Knowledge is represented in the form of a series of circles both by Hegel (see Logic) and by the modern epistemologists" of natural science, the eclectic and foe of Hegelianism (which he did not understand!!), Paul Volkmann.
"Circles" in philosophy: [is a chronology of persons - essential? No!
Ancient: from Democritus to Plato and the dialectics of Heraclitus.
Renaissance: Descartes versus Gassendi (Spinoza?)
Modern: Holbach-Hegel (via Berkeley, Hume, Kant).
Hegel - Feuerbach - Marx
Dialectics as living, many-sided knowledge (with the number of sides eternally increasing), with an infinite number of shades of every approach and approximation to reality (with a philosophical system growing into a whole out of each shade) - here we have an immeasurably rich content as compared with metaphysical materialism, the fundamental misfortune of which is its inability to apply dialectics to the theory of reflection, to the process and development of knowledge.
Philosophical idealism is only nonsense from the standpoint of crude, simple, metaphysical materialism. From the standpoint of dialectical materialism, on the other hand, philosophical idealism is a one-sided, exaggerated, development (inflation, distension) of one of the features, aspects, facets of knowledge, into an absolute, divorced from matter, from nature, apotheosised. Idealism is clerical obscurantism. True. But philosophical idealism is ("more correctly" and "in addition") a road to clerical obscurantism through one of the shades of the infinitely complex knowledge (dialectical) of man.

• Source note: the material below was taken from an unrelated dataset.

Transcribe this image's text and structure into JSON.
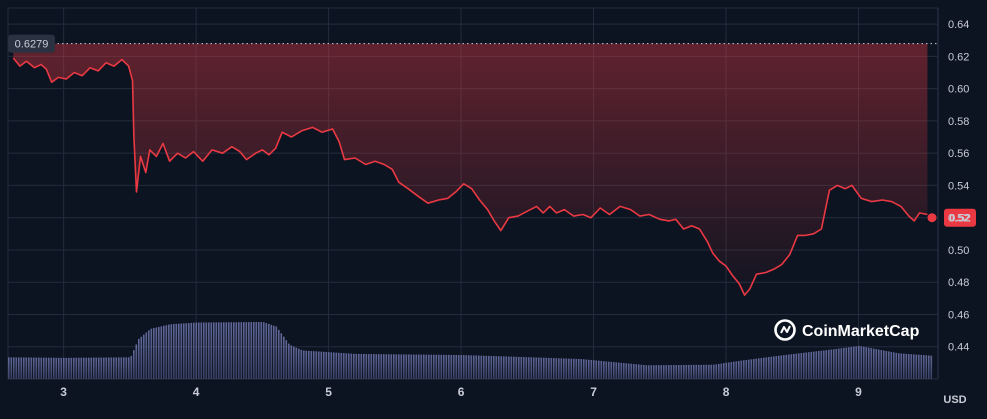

Human knowledge is not (or does not follow) a straight line, but a curve, which endlessly approximates a series of circles, a spiral. Any fragment, segment, section of this curve can be transformed (transformed one-sidedly) into an independent, complete, straight line, which then (if one does not see the wood for the trees) leads into the quagmire, into clerical obscurantism (where it is anchored by the class interests of the ruling classes). Rectilinearity and one-sidedness, woodenness and petrification, subjectivism and subjective blindness - voila the epistemological roots of idealism. And clerical obscrutantism (= philosophical idealism), of course, has epistemological roots, it is not groundless; it is a sterile flower undoubtedly, but a sterile flower that grows on the living tree of living, fertile, genuine, powerful, omnipotent, objective, absolute human knowledge.